Within a Christian framework it is certainly true that whatever God creates is good. I use 'creature' to refer to anything that is a product of divine creative activity, whether animate, inanimate, concrete, or abstract. So creatures are good. If we use 'world' to refer to the sum-total of creatures, then the world is good. But 'world' has perhaps a dozen different meanings. I am using it in a different sense.
So let me introduce 'worldly person' or 'worldling' as the opposite of a spiritual seeker. The worldling lives for this passing world alone. But he doesn't appreciate its transient and ontologically substandard nature. Or if he does, he is not moved to seek the truly real. For the worldling, the passing scene it is as real as it gets, and as good as it gets, and he thinks its ephemeral goods have the power to make him happy. It's not that he thinks about this in any depth, or formulates to himself anything like what I have just written; being a world-immersed fellow, it it s not an issue for him. So he pursues money, power, sex, recognition and all the rest as if they are ends in themselves. He loves creatures, but not as creatures, for he does not relate them back to their Source. He loves them idolatrously.
He is a Cave man if you will; he doesn't appreciate that our predicament is classically and profoundly depicted in Plato's Allegory of the Cave. He lives for his ego, to advance himself and distinguish himself in an ultimately futile project to become somebody when he knows deep down that his ego and all its adjuncts will soon be annihilated by death. But he avoids the thought of death and cultivates the illusion that he will live forever. He loses himself in the diaspora of sense objects and social suggestions. To answer my reader's first question, this is what I mean by a worldly life. It is an attitude according to which this passing world is ultimate both in being and in value. Someone with that attitude is a worldling.
His opposite number, the seeker or quester, appreciates the vanity or emptiness of the worldling's life and the worldling's world. He senses that there has to be Something More. He is aware that things are not as they ought to be, and that he is not as he ought to be. He is oppressed by the ignorance, misery, strife, and senselessness all around him. He experiences life as a predicament, and seeks a way out. What's more, he doesn't believe that man, individually or collectively, can bring about his redemption by his own efforts. This distinguishes him from the 'progressive.' He thinks that
. . .there is for man some sort of highest good, by contrast with which all other goods are relatively trivial, and that man, as he is, is in great danger of losing this highest good, so that his greatest need is of escape from this danger . . . (Josiah Royce, The Sources of Religious Insight, Scribners, 1912, p. 12)

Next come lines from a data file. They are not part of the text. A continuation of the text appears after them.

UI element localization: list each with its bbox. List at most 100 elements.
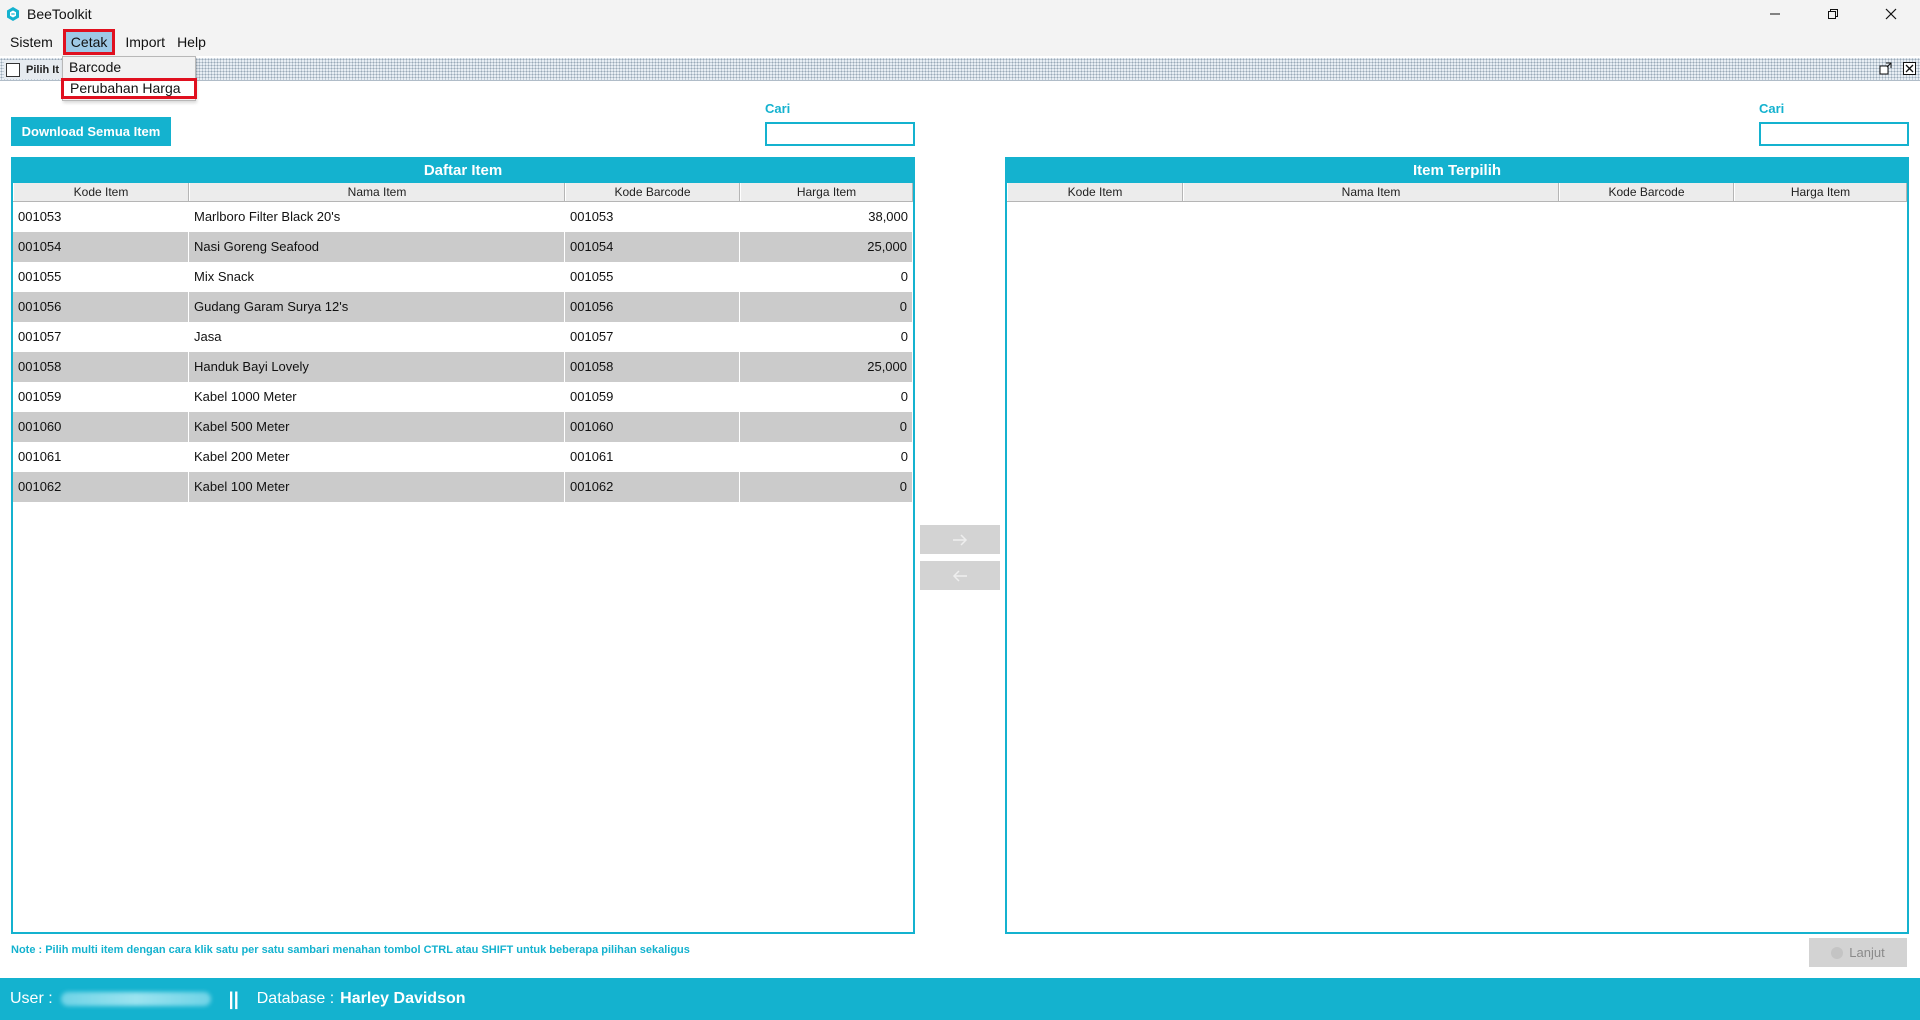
cell-harga-item: 0 xyxy=(900,449,908,464)
internal-frame-tab[interactable]: Pilih It xyxy=(4,60,65,79)
main-content: Download Semua Item Cari Cari Daftar Ite… xyxy=(0,81,1920,978)
table-row[interactable]: 001054 Nasi Goreng Seafood 001054 25,000 xyxy=(13,232,913,262)
cell-harga-item: 0 xyxy=(740,472,913,502)
user-label: User : xyxy=(10,990,53,1007)
cell-kode-barcode: 001056 xyxy=(565,292,740,322)
left-col-kode-item[interactable]: Kode Item xyxy=(13,183,189,201)
cell-harga-item: 0 xyxy=(900,389,908,404)
menu-import[interactable]: Import xyxy=(119,29,171,55)
left-search-label: Cari xyxy=(765,101,791,116)
cetak-dropdown-menu: Barcode Perubahan Harga xyxy=(61,56,197,101)
cell-kode-item: 001054 xyxy=(13,232,189,262)
app-title: BeeToolkit xyxy=(27,6,92,22)
cell-nama-item: Kabel 1000 Meter xyxy=(194,389,297,404)
internal-frame-title: Pilih It xyxy=(26,63,59,76)
cell-kode-item: 001058 xyxy=(13,352,189,382)
cell-kode-barcode: 001060 xyxy=(565,412,740,442)
right-table-header: Kode Item Nama Item Kode Barcode Harga I… xyxy=(1007,183,1907,202)
bee-logo-icon xyxy=(7,7,19,21)
arrow-left-icon xyxy=(952,569,967,582)
menu-sistem[interactable]: Sistem xyxy=(4,29,59,55)
table-row[interactable]: 001062 Kabel 100 Meter 001062 0 xyxy=(13,472,913,502)
cell-kode-item: 001057 xyxy=(18,329,62,344)
cell-kode-barcode: 001061 xyxy=(570,449,614,464)
cell-harga-item: 38,000 xyxy=(868,209,908,224)
frame-close-button[interactable] xyxy=(1902,61,1916,75)
next-button-label: Lanjut xyxy=(1849,945,1885,960)
cell-harga-item: 0 xyxy=(900,269,908,284)
cell-nama-item: Gudang Garam Surya 12's xyxy=(189,292,565,322)
cell-kode-item: 001060 xyxy=(13,412,189,442)
close-button[interactable] xyxy=(1862,0,1920,28)
table-row[interactable]: 001056 Gudang Garam Surya 12's 001056 0 xyxy=(13,292,913,322)
restore-icon xyxy=(1828,9,1838,19)
right-table-body[interactable] xyxy=(1007,202,1907,922)
cell-kode-barcode: 001057 xyxy=(570,329,614,344)
user-value-redacted xyxy=(60,992,211,1006)
right-col-harga-item[interactable]: Harga Item xyxy=(1734,183,1907,201)
menu-cetak[interactable]: Cetak xyxy=(62,29,116,55)
frame-icon xyxy=(6,62,20,77)
add-to-selected-button[interactable] xyxy=(920,525,1000,554)
table-row[interactable]: 001059 Kabel 1000 Meter 001059 0 xyxy=(13,382,913,412)
cell-harga-item: 25,000 xyxy=(740,352,913,382)
left-search-input[interactable] xyxy=(765,122,915,146)
menu-item-perubahan-harga[interactable]: Perubahan Harga xyxy=(61,78,197,99)
cell-kode-item: 001056 xyxy=(13,292,189,322)
menu-item-barcode[interactable]: Barcode xyxy=(63,57,195,78)
right-col-kode-item[interactable]: Kode Item xyxy=(1007,183,1183,201)
table-row[interactable]: 001061 Kabel 200 Meter 001061 0 xyxy=(13,442,913,472)
table-row[interactable]: 001058 Handuk Bayi Lovely 001058 25,000 xyxy=(13,352,913,382)
cell-nama-item: Nasi Goreng Seafood xyxy=(189,232,565,262)
cell-kode-barcode: 001062 xyxy=(565,472,740,502)
restore-button[interactable] xyxy=(1804,0,1862,28)
left-col-harga-item[interactable]: Harga Item xyxy=(740,183,913,201)
right-search-input[interactable] xyxy=(1759,122,1909,146)
status-bar: User : || Database : Harley Davidson xyxy=(0,978,1920,1020)
cell-kode-barcode: 001054 xyxy=(565,232,740,262)
cell-kode-item: 001061 xyxy=(18,449,62,464)
database-label: Database : xyxy=(256,990,335,1007)
cell-kode-item: 001055 xyxy=(18,269,62,284)
table-row[interactable]: 001060 Kabel 500 Meter 001060 0 xyxy=(13,412,913,442)
database-value: Harley Davidson xyxy=(340,990,466,1007)
cell-harga-item: 0 xyxy=(900,329,908,344)
item-terpilih-panel: Item Terpilih Kode Item Nama Item Kode B… xyxy=(1005,157,1909,934)
menu-help[interactable]: Help xyxy=(171,29,212,55)
table-row[interactable]: 001057 Jasa 001057 0 xyxy=(13,322,913,352)
cell-nama-item: Kabel 200 Meter xyxy=(194,449,290,464)
left-table-body: 001053 Marlboro Filter Black 20's 001053… xyxy=(13,202,913,502)
left-table-header: Kode Item Nama Item Kode Barcode Harga I… xyxy=(13,183,913,202)
cell-nama-item: Jasa xyxy=(194,329,222,344)
cell-harga-item: 25,000 xyxy=(740,232,913,262)
restore-down-icon xyxy=(1879,62,1891,74)
item-terpilih-title: Item Terpilih xyxy=(1007,159,1907,183)
window-controls xyxy=(1746,0,1920,28)
next-arrow-icon xyxy=(1831,946,1844,959)
next-button[interactable]: Lanjut xyxy=(1809,938,1907,967)
cell-nama-item: Handuk Bayi Lovely xyxy=(189,352,565,382)
right-col-kode-barcode[interactable]: Kode Barcode xyxy=(1559,183,1734,201)
arrow-right-icon xyxy=(953,533,968,546)
remove-from-selected-button[interactable] xyxy=(920,561,1000,590)
download-all-items-button[interactable]: Download Semua Item xyxy=(11,117,171,146)
cell-kode-barcode: 001055 xyxy=(570,269,614,284)
cell-kode-barcode: 001059 xyxy=(570,389,614,404)
table-row[interactable]: 001053 Marlboro Filter Black 20's 001053… xyxy=(13,202,913,232)
cell-kode-item: 001053 xyxy=(18,209,62,224)
minimize-icon xyxy=(1770,13,1780,15)
table-row[interactable]: 001055 Mix Snack 001055 0 xyxy=(13,262,913,292)
cell-kode-item: 001059 xyxy=(18,389,62,404)
right-search-label: Cari xyxy=(1759,101,1785,116)
right-col-nama-item[interactable]: Nama Item xyxy=(1183,183,1559,201)
minimize-button[interactable] xyxy=(1746,0,1804,28)
left-col-kode-barcode[interactable]: Kode Barcode xyxy=(565,183,740,201)
cell-kode-barcode: 001058 xyxy=(565,352,740,382)
cell-nama-item: Kabel 500 Meter xyxy=(189,412,565,442)
help-note: Note : Pilih multi item dengan cara klik… xyxy=(11,944,690,956)
cell-harga-item: 0 xyxy=(740,292,913,322)
frame-restore-button[interactable] xyxy=(1878,61,1892,75)
cell-kode-item: 001062 xyxy=(13,472,189,502)
daftar-item-title: Daftar Item xyxy=(13,159,913,183)
left-col-nama-item[interactable]: Nama Item xyxy=(189,183,565,201)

Meditation is one among several spiritual practices the seeker cultivates in his quest to transcend the worldly attitude. This involves letting go of the worldly life. The quester may remain in the world, but he will not be of the world, to invoke something like the NT sense of 'world.' The quester needn't flee the world and join a monastic order. But if he remains in the world he will find it very difficult not to be swamped and thrown off course by worldly suggestions.
I will end by saying that to pursue meditation fruitfully one has to reform one's way of life. A certain amount of moral ascesis is sine qua non. If you intend to spend your early mornings thinking and trancing, you cannot spend your late evenings drinking and dancing. Re-collection is incompatible with dissipation. But this is a large topic. More later, perhaps.